1mGTM #5 - Revenue Models

Because who needs another app Subscription?

Hey folks,

I am back with the One Minute GTM tip for y’all. This week we look under the hood of Pricing and the more fundamental decision of choosing your Revenue Model.

That’s my desperate attempt at reducing the amount of SaaS products, that are not really fit for this Pricing model.

The way you charge customers isn’t just a pricing decision—it shapes your entire business strategy. Pick the right revenue model early on, and you’ll accelerate sales velocity and strengthen your market position.

Evolving Revenue Models

  • Ownership: Customer owns the product in as-is state (eg. perpetual licence, goods, art). Default for physical goods.

  • Subscription: Customers pay recurring fees for ongoing access (e.g., Netflix). Reliable for continuous value delivery, but watch out for subscription fatigue.

  • Consumption-Based: Fees scale with usage (e.g., AWS). Great when product usage varies, aligning costs directly with customer needs.

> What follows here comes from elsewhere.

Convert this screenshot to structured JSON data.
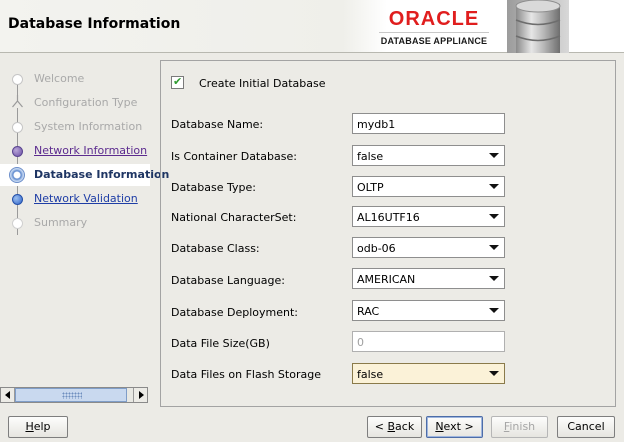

  • Impact-Based (Emerging): Customers pay for actual results. This model transfers much of the risk to the seller and assures the buyer they’ll see ROI before paying.

Revenue Models as seen in Revenue Architecture, Jacco van der Kooij

Shifting Risk from Buyer to Seller
Traditional perpetual licenses pushed all risk onto the buyer. Modern models—subscription, consumption, or impact-based—share or fully shift that risk.

Customers now expect measurable value, and vendors must prove their worth.

When Subscriptions Get Old
Many users, including myself, are tired of juggling endless monthly fees for tools they barely use. Subscription makes sense when your product can demonstrate ongoing value.

For occasional usage products, where value is delivered ad-hoc (think almost all AI products), consumption models may feel more honest and cost-effective to customers.

Who needs another $5/m subscription, right?

Subscriptions often place a disproportionate financial burden on low-frequency users, allowing heavy users to quickly get their money’s worth.

This misalignment reduces a business’s incentive to support its most engaged customers, ultimately proving counterproductive.

The Promise of Impact Pricing
Charging customers only when they see concrete results sounds ideal. It perfectly aligns seller and buyer incentives. But defining and measuring “impact” can be tricky.

Many companies try and start small, offering partial refunds or performance guarantees before fully committing to a pay-for-results model.

And there are the types of market movers, like Salesforce, who dive head first and revolutionize the whole industry once again, shifting the whole business model to Pay-per-use (a proxy to Impact Pricing).

Why It All Matters
Your revenue model sets the tone for everything else—GTM plans, KPIs, team structures, and operational strategies.

Get it right, and you’ll streamline growth.

Choose poorly, and you’ll battle churn, misaligned incentives, and slower sales cycles.